PROVATA DA VOI

Moto Guzzi V7 III Stone 2017

Provata da:
Valutazione: 
3.7
Aquila Nera
  • Comfort: 
    3
    Average: 3 (1 vote)
  • Posizione di guida: 
    4
    Average: 4 (1 vote)
  • Tenuta di strada: 
    5
    Average: 5 (1 vote)
  • Finiture: 
    4
    Average: 4 (1 vote)
  • Consumo: 
    5
    Average: 5 (1 vote)
  • Prestazioni: 
    4
    Average: 4 (1 vote)
  • Cambio: 
    4
    Average: 4 (1 vote)
  • Freni: 
    4
    Average: 4 (1 vote)
  • Vano sottosella: 
    1
    Average: 1 (1 vote)
  • Sospensioni: 
    3
    Average: 3 (1 vote)
Perché l'ho comprata o provata:
L’ho provata per valutarne l’acquisto
Com'è
Sono stato sul punto di comprarla, stregato dalla sua linea, ma anche attirato dalla personalità del marchio e dalla semplicità di utilizzo da "piccola" moto. Ad un primo sguardo la moto si presenta fatta piuttosto bene, con una buona sensazione di qualità percepita. L'occhio attento però nota particolari di poco pregio, come leve freno e frizione, blocchetti elettrici, rivestimento sella... La verniciatura nero opaco è invece splendidamente eseguita e gli assemblaggi non danno origine a scricchiolii, nonostante le caratteristiche vibrazioni del V2 trasversale.
Alla guida
In sella si nota una posizione di guida caratteristica, che porta il busto a doversi protendere appena in avanti per agguantare il manubrio. Una postura leggermente sportiveggiante, senza però alcun carico sui polsi, che non mi convince; Preferirei una postura totalmente eretta, più comoda quando il tragitto si allunga. Le pedane sono un filo arretrate e rialzate, ma le ho trovate comunque piacevolmente posizionate.
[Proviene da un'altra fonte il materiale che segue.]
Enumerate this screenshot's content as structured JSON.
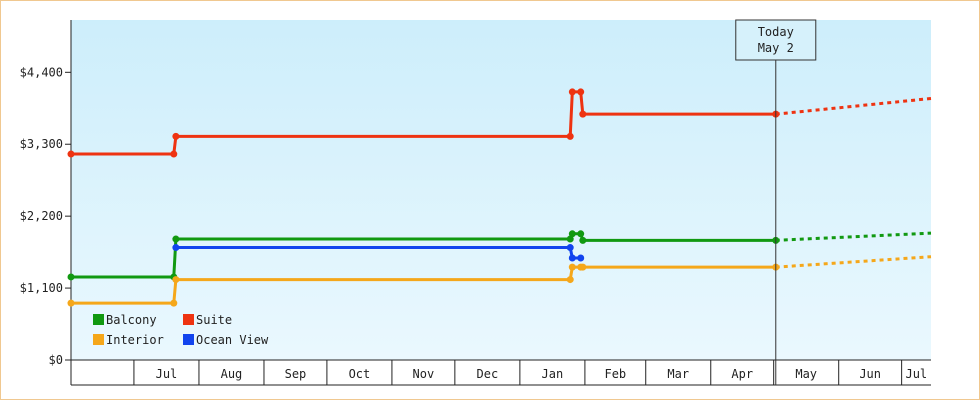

La sella ha dimensioni corrette ma un'imbottitura un po troppo cedevole, che in qualche occasione fa sentire la plastica della base, soprattutto per colpa degli ammortizzatori posteriori, ancora insufficienti nell'assorbimento delle asperità più pronunciate ed inclini al fondocorsa già col solo pilota. Maluccio. La frizione è morbidissima e il cambio rapido e piacevole anche se non precisissimo negli innesti. La ciclistica è un compromesso gustoso tra agilità e stabilità e i freni non peccano di potenza se strizzati bene. Il motore ha una bella personalità, con un'erogazione fluida ed elastica e tanta coppia ai medi regimi. Se messo alla frusta non brilla per accelerazione pura, ma da comunque tanto gusto. Altro capitolo dolente: le vibrazioni. Il motore regala i tipici scuotimenti trasversali dei V2 di Mandello e questo non dispiace affatto, è pura personalità, ma le vibrazioni di bassa frequenza al manubrio sono sempre presenti e spalancando il gas diventano un po fastidiose. A velocità elevata e costante poi, dai 100 in su, le mani cominciano a formicolare già dopo poche decine di km. In definitiva una moto fascinosa, piacevole e divertente nel breve diporto, con una spiccata personalità sonora ed estetica. Ma le vibrazioni, la posizione di guida, e soprattutto la rigidità del posteriore, non fanno venire certo voglia di macinare chilometri o di rimanere in sella un po più a lungo a godersi quella meraviglia di motore e la sana ciclistica. Peccato.
La comprerei o ricomprerei?
Non l’ho comprata perché i difetti di cui ho parlato ne limitano l’utilizzo turistico. Ho scelto una Triumph Street Twin, simile nella postura, ma che non vibra ed ha un posteriore più confortevole.